Raven Song (Inoki’s Game #1)
by I.A. Ashcroft.
A century from now, after widespread nuclear war, humanity is clinging to a few select cities, kept safe from radiation by their force field domes. Jackson is a legit businessman and less-legit smuggler, making ends meet and sailing through life. And it would be smooth sailing, except for some troubling dreams, hallucinations of extinct ravens, and his own finicky magic. Then a big government contract lands in his lap, and it’s too good to pass up. Except the cargo is not a thing, but a person. And she is definitely not normal, definitely not local- and very much about to be in a world of trouble and need help. Jackson suddenly finds himself smack in the middle of a power struggle between the government, a rogue agent, and the magic-wielders, with his own power and destiny suddenly come calling.
This book has an interesting mix of science fiction and fantasy elements. On the sci-fi side, you have the anti-radiation tech, questionable experiments, and time travel. On the fantasy side, you have magic powers, mysterious beings, and dreams that maybe aren’t really dreams. And, surprisingly, this all works well together. There’s not a jarring dissonance between these difference forces, they’re just all part of the world.
Jackson as one of the two main characters is… ok. For someone who is supposed to be a successful smuggler, I found him frustratingly naive and even willfully ignorant at times. My annoyance at him would occasionally draw me out of the story. It did get better, after a certain near-death experience turning point. Anna, the other main character, I found much more intriguing. Her bewilderment and temper (depending on the situation) were equally believable. I very much want to know more about her back story: how she got from her past to this present. We get enough of that for a first book in a series, but she is definitely the hook that will get me to read book 2.

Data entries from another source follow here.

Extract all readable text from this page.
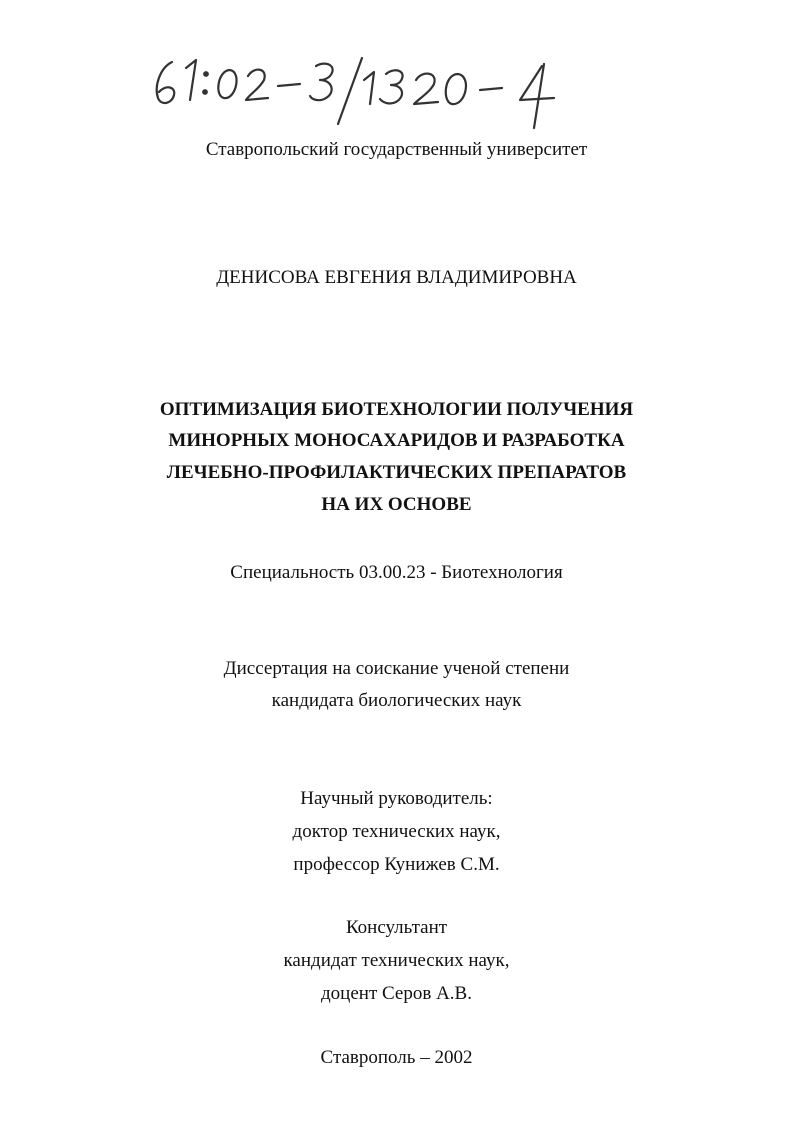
Ставропольский государственный университет
ДЕНИСОВА ЕВГЕНИЯ ВЛАДИМИРОВНА
ОПТИМИЗАЦИЯ БИОТЕХНОЛОГИИ ПОЛУЧЕНИЯ
МИНОРНЫХ МОНОСАХАРИДОВ И РАЗРАБОТКА
ЛЕЧЕБНО-ПРОФИЛАКТИЧЕСКИХ ПРЕПАРАТОВ
НА ИХ ОСНОВЕ
Специальность 03.00.23 - Биотехнология
Диссертация на соискание ученой степени
кандидата биологических наук
Научный руководитель:
доктор технических наук,
профессор Кунижев С.М.
Консультант
кандидат технических наук,
доцент Серов А.В.
Ставрополь – 2002
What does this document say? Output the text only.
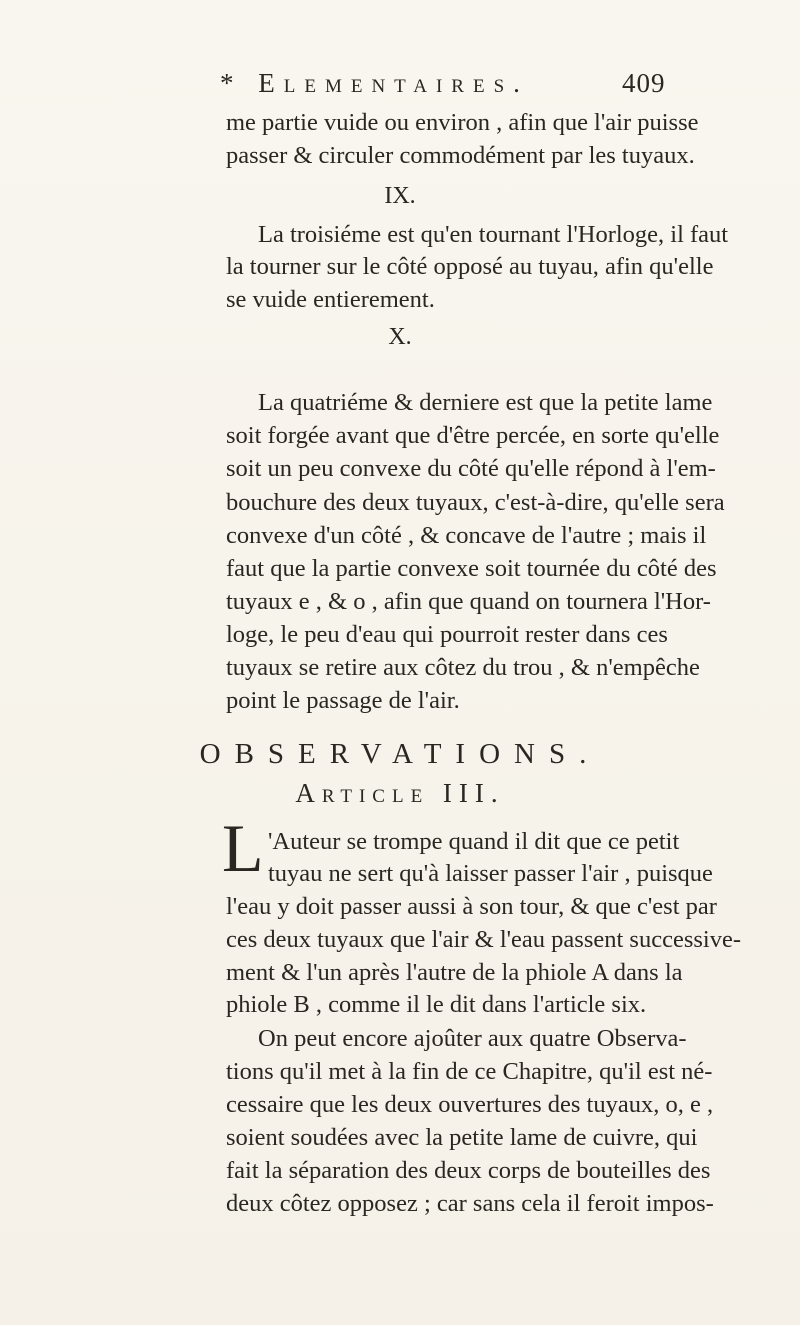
* Elementaires.	409
me partie vuide ou environ , afin que l'air puisse
passer & circuler commodément par les tuyaux.
IX.
La troisiéme est qu'en tournant l'Horloge, il faut
la tourner sur le côté opposé au tuyau, afin qu'elle
se vuide entierement.
X.
La quatriéme & derniere est que la petite lame
soit forgée avant que d'être percée, en sorte qu'elle
soit un peu convexe du côté qu'elle répond à l'em-
bouchure des deux tuyaux, c'est-à-dire, qu'elle sera
convexe d'un côté , & concave de l'autre ; mais il
faut que la partie convexe soit tournée du côté des
tuyaux e , & o , afin que quand on tournera l'Hor-
loge, le peu d'eau qui pourroit rester dans ces
tuyaux se retire aux côtez du trou , & n'empêche
point le passage de l'air.
OBSERVATIONS.
Article III.
L 'Auteur se trompe quand il dit que ce petit
tuyau ne sert qu'à laisser passer l'air , puisque
l'eau y doit passer aussi à son tour, & que c'est par
ces deux tuyaux que l'air & l'eau passent successive-
ment & l'un après l'autre de la phiole A dans la
phiole B , comme il le dit dans l'article six.
On peut encore ajoûter aux quatre Observa-
tions qu'il met à la fin de ce Chapitre, qu'il est né-
cessaire que les deux ouvertures des tuyaux, o, e ,
soient soudées avec la petite lame de cuivre, qui
fait la séparation des deux corps de bouteilles des
deux côtez opposez ; car sans cela il feroit impos-
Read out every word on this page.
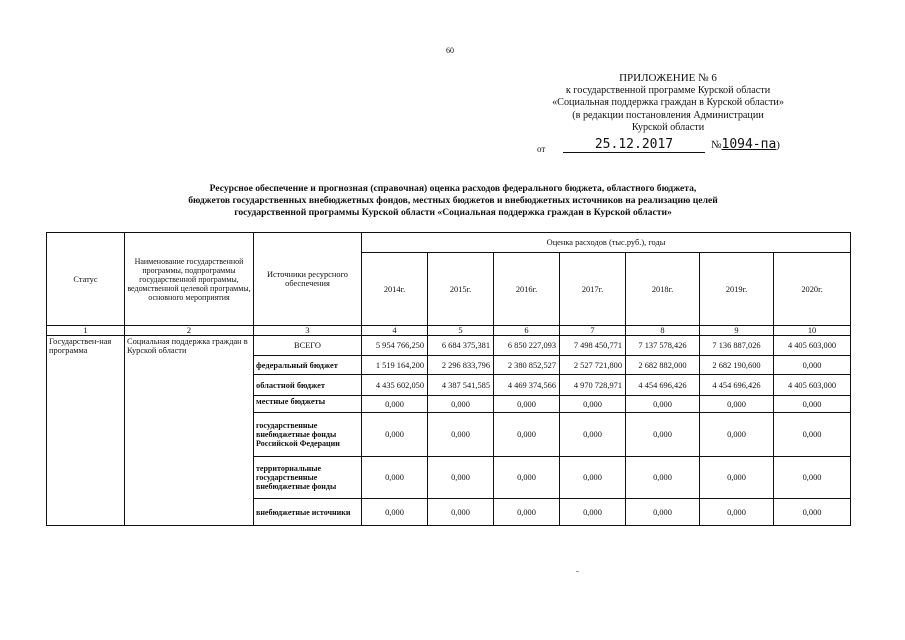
60
ПРИЛОЖЕНИЕ № 6
к государственной программе Курской области
«Социальная поддержка граждан в Курской области»
(в редакции постановления Администрации
Курской области
от	25.12.2017	№1094-па)
Ресурсное обеспечение и прогнозная (справочная) оценка расходов федерального бюджета, областного бюджета,
бюджетов государственных внебюджетных фондов, местных бюджетов и внебюджетных источников на реализацию целей
государственной программы Курской области «Социальная поддержка граждан в Курской области»
Статус	Наименование государственной программы, подпрограммы государственной программы, ведомственной целевой программы, основного мероприятия	Источники ресурсного обеспечения	Оценка расходов (тыс.руб.), годы						
			2014г.	2015г.	2016г.	2017г.	2018г.	2019г.	2020г.
1	2	3	4	5	6	7	8	9	10
Государствен-ная программа	Социальная поддержка граждан в Курской области	ВСЕГО	5 954 766,250	6 684 375,381	6 850 227,093	7 498 450,771	7 137 578,426	7 136 887,026	4 405 603,000
		федеральный бюджет	1 519 164,200	2 296 833,796	2 380 852,527	2 527 721,800	2 682 882,000	2 682 190,600	0,000
		областной бюджет	4 435 602,050	4 387 541,585	4 469 374,566	4 970 728,971	4 454 696,426	4 454 696,426	4 405 603,000
		местные бюджеты	0,000	0,000	0,000	0,000	0,000	0,000	0,000
		государственные внебюджетные фонды Российской Федерации	0,000	0,000	0,000	0,000	0,000	0,000	0,000
		территориальные государственные внебюджетные фонды	0,000	0,000	0,000	0,000	0,000	0,000	0,000
		внебюджетные источники	0,000	0,000	0,000	0,000	0,000	0,000	0,000
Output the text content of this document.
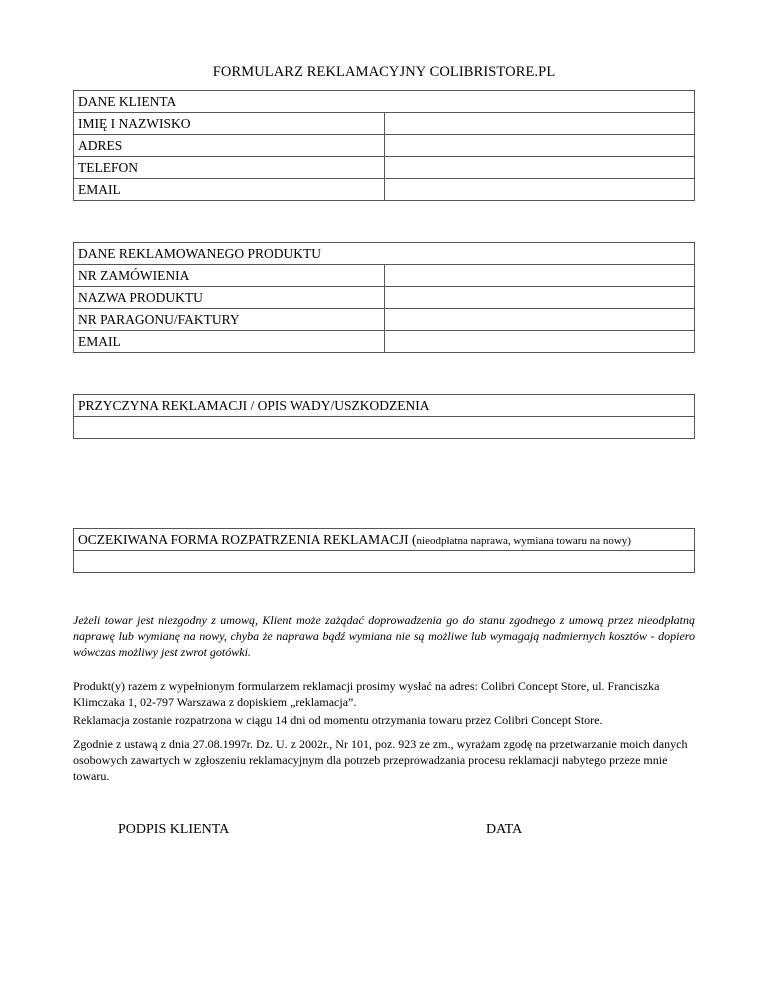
FORMULARZ REKLAMACYJNY COLIBRISTORE.PL
DANE KLIENTA	
IMIĘ I NAZWISKO	
ADRES	
TELEFON	
EMAIL	
DANE REKLAMOWANEGO PRODUKTU	
NR ZAMÓWIENIA	
NAZWA PRODUKTU	
NR PARAGONU/FAKTURY	
EMAIL	
PRZYCZYNA REKLAMACJI / OPIS WADY/USZKODZENIA

OCZEKIWANA FORMA ROZPATRZENIA REKLAMACJI (nieodpłatna naprawa, wymiana towaru na nowy)

Jeżeli towar jest niezgodny z umową, Klient może zażądać doprowadzenia go do stanu zgodnego z umową przez nieodpłatną naprawę lub wymianę na nowy, chyba że naprawa bądź wymiana nie są możliwe lub wymagają nadmiernych kosztów - dopiero wówczas możliwy jest zwrot gotówki.
Produkt(y) razem z wypełnionym formularzem reklamacji prosimy wysłać na adres: Colibri Concept Store, ul. Franciszka Klimczaka 1, 02-797 Warszawa z dopiskiem „reklamacja”.
Reklamacja zostanie rozpatrzona w ciągu 14 dni od momentu otrzymania towaru przez Colibri Concept Store.
Zgodnie z ustawą z dnia 27.08.1997r. Dz. U. z 2002r., Nr 101, poz. 923 ze zm., wyrażam zgodę na przetwarzanie moich danych osobowych zawartych w zgłoszeniu reklamacyjnym dla potrzeb przeprowadzania procesu reklamacji nabytego przeze mnie towaru.
PODPIS KLIENTA	DATA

The minor characters tended to be a bit one-note, unfortunately. Frank was your typical gruff older sidekick-slash-father-figure. Agent Walker was like a copy of Agent Smith from the Matrix, sunglasses obsession and all. I am intrigued by the starry-eyed figure that appears in Jackson’s dreams, and whom I suspect is responsible for his adoptive history.
The part of this book that REALLY didn’t work for me was the entire Tony storyline. To me, it was a messy, gimmicky way to reveal a certain government project. There were so many (better!) ways this could have been handled. It didn’t advance the Anna storyline (other than I guess to give her an excuse to stretch her powers, which again could’ve been done a better way). And it certainly didn’t advance Jackson’s storyline, aside from a childhood trauma that has no other bearing on the story, and vague hints at Jackson’s destiny. It was a clumsy way to separate the two main characters, and by the time they are reunited, not a whole lot has changed, so what was the point?
That aside, the rest of the plotlines were more interesting. I want to know more about the history of the magical Order and their exact beef with Jackson. I want to know more about Anna’s history and how she ended up there. I want to know about both of their powers and the why behind them. By the end, I was even curious about Agent Walker and his apparent crew.
So, there’s potential here. And I will be picking up book 2, though I’ll have to wait awhile for it. If you like dark urban fantasy with a smidge of sci-fi, give this a try.
I give it 3.5/5 stars.
I received a free copy of this book in exchange for an honest review.